To be clear, avatars in Meta’s AR/VR products today, including the new high-end Quest Pro headset it just released, still don’t have legs. The company says it’s bringing legs to its social environment, Horizon Worlds, first, and then will expand to other products. But it’s unclear when exactly these legs will come. And it remains a major technical challenge to solve.

Zuckerberg said Meta will use predictive AI models to guess what our legs are doing based on our upper-body movements. No other popular AR/VR hardware maker has been able to do this yet. But it isn’t out of the realm of possibility for Meta, a company with one of the largest staffs of engineers in the world that is spending $10 billion a year on metaverse projects alone.

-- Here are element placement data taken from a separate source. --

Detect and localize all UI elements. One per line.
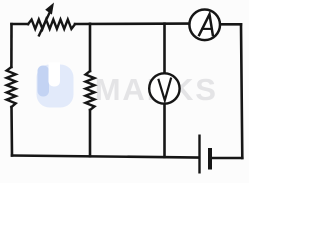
ammeter label A (199, 14, 213, 36)
wire middle vertical (top section) (89, 24, 92, 71)
resistor R2 (left branch) zigzag (7, 67, 16, 107)
rheostat arrow head (45, 3, 54, 15)
watermark logo squircle (37, 63, 74, 108)
wire bottom-right (battery to right corner) (211, 157, 242, 160)
voltmeter label V (158, 78, 171, 101)
wire left vertical (bottom section) (10, 107, 13, 156)
wire voltmeter branch (top section) (163, 24, 166, 74)
wire bottom (left corner to battery) (12, 156, 199, 158)
wire right vertical (241, 24, 242, 158)
wire top-left horizontal (corner to rheostat) (12, 23, 29, 26)
wire voltmeter branch (bottom section) (163, 104, 166, 158)
wire middle vertical (bottom section) (89, 110, 92, 156)
battery short plate (negative) (208, 148, 212, 170)
wire ammeter to top-right corner (221, 23, 241, 26)
resistor R3 (middle branch) zigzag (86, 71, 95, 110)
voltmeter U2 circle (149, 73, 179, 103)
ammeter U1 circle (189, 9, 220, 40)
rheostat arrow shaft (39, 9, 52, 37)
wire left vertical (top section) (10, 24, 13, 67)
wire top middle (rheostat to ammeter) (75, 22, 189, 25)
rheostat R1 zigzag element (28, 20, 75, 29)
battery long plate (positive) (198, 135, 200, 174)
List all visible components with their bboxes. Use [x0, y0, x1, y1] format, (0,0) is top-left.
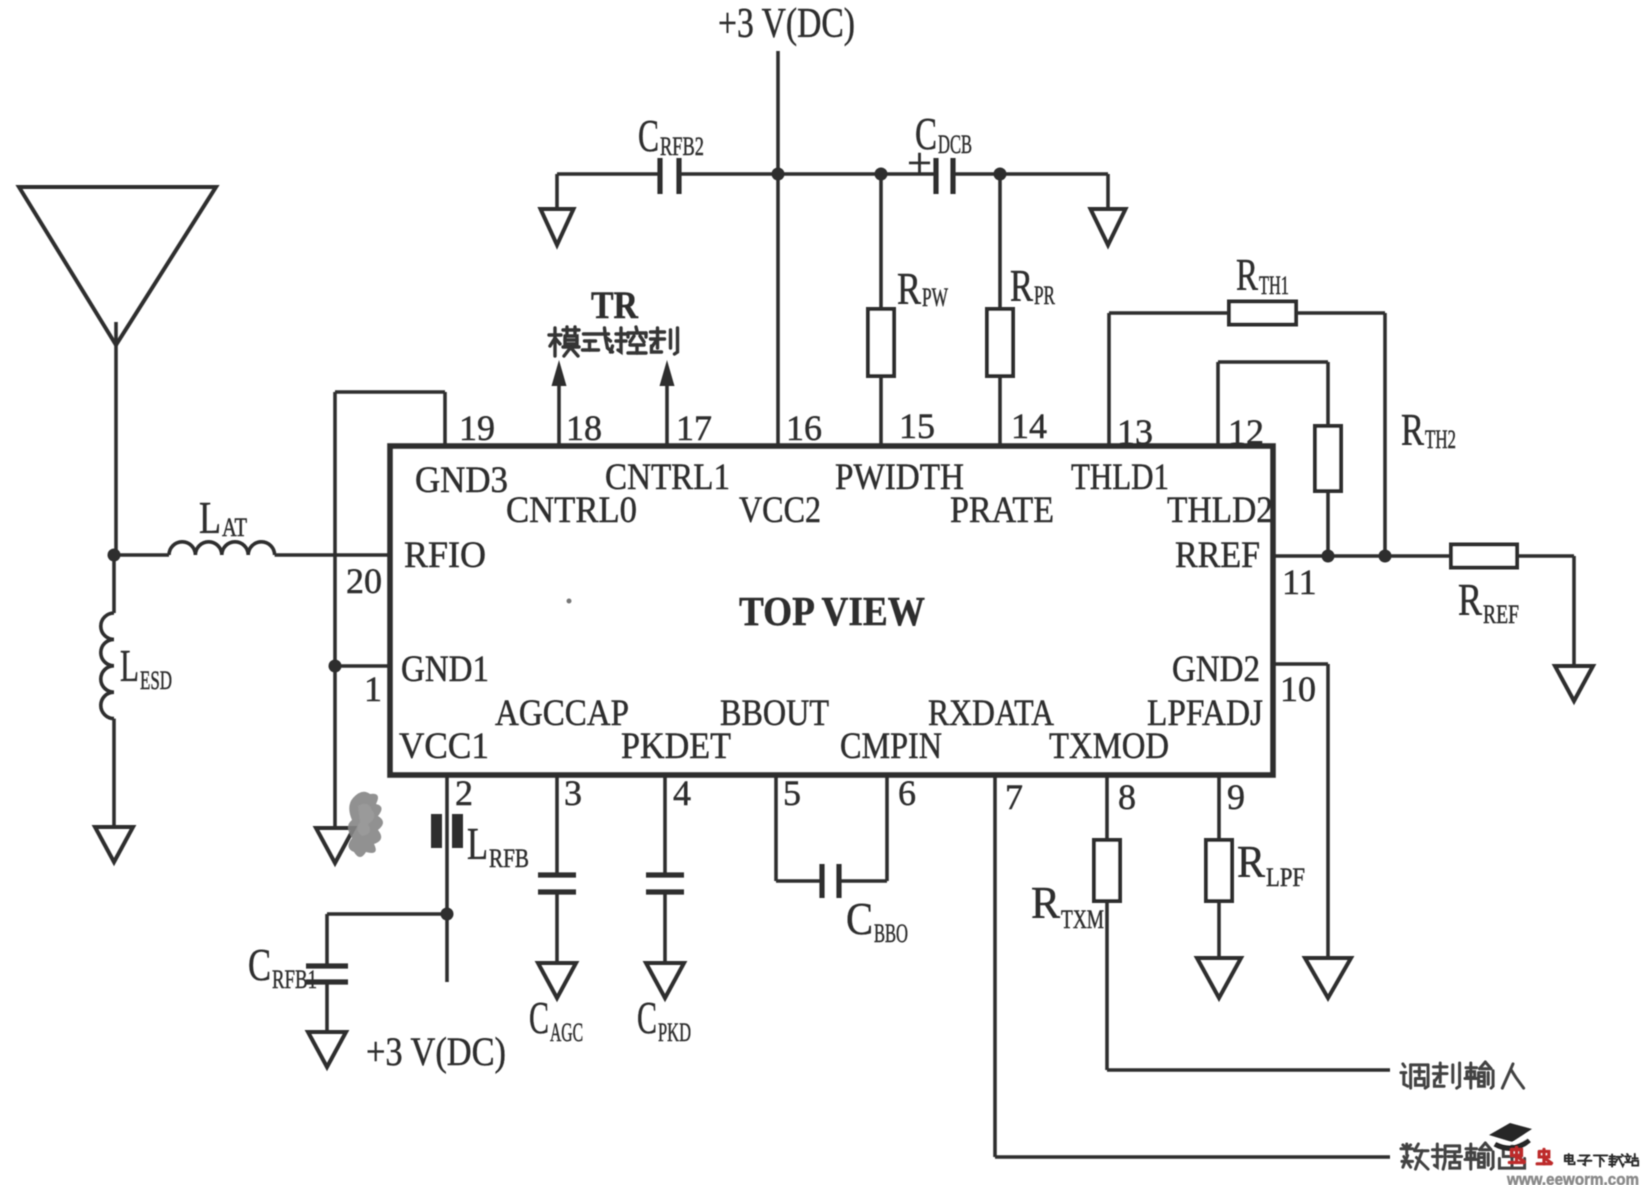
svg-text:VCC2: VCC2	[739, 490, 821, 531]
svg-text:C: C	[529, 992, 549, 1043]
svg-text:www.eeworm.com: www.eeworm.com	[1506, 1170, 1639, 1185]
svg-text:C: C	[638, 110, 659, 161]
svg-text:DCB: DCB	[938, 130, 972, 159]
svg-text:C: C	[846, 893, 873, 944]
svg-text:LPF: LPF	[1266, 863, 1305, 892]
svg-text:11: 11	[1282, 562, 1317, 602]
svg-text:ESD: ESD	[140, 666, 172, 695]
svg-text:VCC1: VCC1	[399, 726, 489, 767]
svg-text:TOP VIEW: TOP VIEW	[739, 588, 925, 634]
svg-text:17: 17	[676, 408, 712, 448]
svg-text:18: 18	[566, 408, 602, 448]
svg-text:R: R	[1237, 836, 1265, 887]
svg-text:TH2: TH2	[1425, 425, 1456, 454]
svg-text:THLD2: THLD2	[1167, 490, 1273, 531]
svg-text:AT: AT	[222, 513, 247, 542]
svg-text:TR: TR	[591, 284, 639, 327]
svg-text:10: 10	[1280, 669, 1316, 709]
svg-text:7: 7	[1005, 777, 1023, 817]
svg-text:13: 13	[1117, 412, 1153, 452]
svg-text:REF: REF	[1483, 600, 1519, 629]
svg-text:5: 5	[783, 773, 801, 813]
svg-text:+: +	[907, 141, 932, 187]
svg-text:PWIDTH: PWIDTH	[835, 457, 964, 498]
svg-text:GND2: GND2	[1172, 649, 1260, 690]
svg-text:BBOUT: BBOUT	[720, 693, 829, 734]
svg-text:R: R	[1236, 249, 1258, 300]
svg-text:+3 V(DC): +3 V(DC)	[366, 1029, 506, 1074]
svg-text:PKD: PKD	[658, 1018, 691, 1047]
svg-text:L: L	[120, 640, 139, 691]
svg-text:14: 14	[1011, 406, 1047, 446]
svg-text:PRATE: PRATE	[950, 490, 1054, 531]
svg-text:PR: PR	[1034, 281, 1055, 310]
svg-text:+3 V(DC): +3 V(DC)	[718, 1, 855, 47]
svg-text:THLD1: THLD1	[1071, 457, 1169, 498]
svg-text:20: 20	[346, 561, 382, 601]
svg-text:CMPIN: CMPIN	[840, 726, 942, 767]
svg-text:8: 8	[1118, 777, 1136, 817]
svg-text:RXDATA: RXDATA	[928, 693, 1054, 734]
svg-text:R: R	[1010, 260, 1033, 311]
svg-text:C: C	[637, 992, 657, 1043]
svg-text:R: R	[897, 263, 921, 314]
svg-text:TXM: TXM	[1061, 905, 1104, 934]
svg-text:RFB2: RFB2	[660, 132, 704, 161]
svg-text:16: 16	[786, 408, 822, 448]
svg-text:9: 9	[1227, 777, 1245, 817]
svg-text:RFIO: RFIO	[404, 535, 486, 576]
svg-text:AGC: AGC	[550, 1018, 583, 1047]
svg-text:PKDET: PKDET	[621, 726, 731, 767]
svg-text:RFB: RFB	[489, 844, 529, 873]
svg-text:RREF: RREF	[1175, 535, 1260, 576]
svg-text:GND3: GND3	[415, 460, 508, 501]
svg-text:19: 19	[459, 408, 495, 448]
svg-text:RFB1: RFB1	[272, 965, 317, 994]
svg-text:GND1: GND1	[401, 649, 489, 690]
svg-text:AGCCAP: AGCCAP	[495, 693, 629, 734]
svg-text:TH1: TH1	[1259, 271, 1289, 300]
svg-text:12: 12	[1228, 412, 1264, 452]
svg-text:L: L	[199, 492, 221, 543]
svg-text:R: R	[1458, 574, 1482, 625]
svg-text:1: 1	[364, 669, 382, 709]
svg-text:BBO: BBO	[874, 919, 908, 948]
svg-text:C: C	[248, 939, 271, 990]
svg-text:R: R	[1031, 877, 1060, 928]
svg-text:L: L	[467, 818, 488, 869]
svg-text:PW: PW	[922, 283, 948, 312]
svg-text:CNTRL0: CNTRL0	[506, 490, 637, 531]
svg-text:R: R	[1401, 404, 1424, 455]
svg-text:TXMOD: TXMOD	[1049, 726, 1169, 767]
svg-text:6: 6	[898, 773, 916, 813]
svg-text:15: 15	[899, 406, 935, 446]
svg-text:2: 2	[455, 773, 473, 813]
svg-text:4: 4	[673, 773, 691, 813]
svg-text:3: 3	[564, 773, 582, 813]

“With standalone virtual reality headsets, understanding your leg position is surprisingly difficult because of occlusion,” Zuckerberg explained about the technical challenge in the presentation. “So if your legs are under a desk or if your arms block your view of them, then your headset can’t see them directly, and you need to build an AI model to predict your whole body position.”

Meta says it’s not only improving avatars by adding legs, but that it will refine its visual graphics more broadly. The company said on Tuesday that its new high-end headset, the Quest Pro, has inward-facing head sensors to be able to track eye movements and facial expressions, allowing more lifelike expressions on avatars. A spokesperson also said that the company is adding “incremental updates to style and appearance of Meta Avatars over time,” including expressions as well as “depth,” “shading,” and more clothing and accessory options.

To be fair, part of what might have underwhelmed some critics about Meta’s AR/VR products so far is what gets lost in translation from the virtual to physical world. Meta’s AR/VR experiences feel more lifelike and impressive when you’re actually strapped into a headset, immersed in a 3D AR/VR world, than when you’re looking at a 2D screenshot of that environment on a computer screen.

An avatar clothing store in Meta’s metaverse.

It’s still key that Zuckerberg and his team figure out how to solve the avatar leg problem — and how to improve avatar graphics overall — quickly. Recent reporting from The Verge and the New York Times suggests that Meta is struggling to get its own employees spending time as avatars in its social VR/AR environment, Horizon Worlds. And while Meta announced a key partnership with fellow tech giant and VR/AR hardware rival Microsoft on October 11 to bring its popular software like Office 365 to Meta’s Quest Pro device, Meta has major competition looming on the horizon from Apple — which is rumored to be working on its own headset.

If Meta can’t figure out something as outwardly simple as legs, and convince the public that the metaverse is worth diving into, the future of the company could be at risk. Which is why it’s smart that Zuckerberg gave in to the trolls today, and promised to give the people what they want — no matter how technically complicated that might be.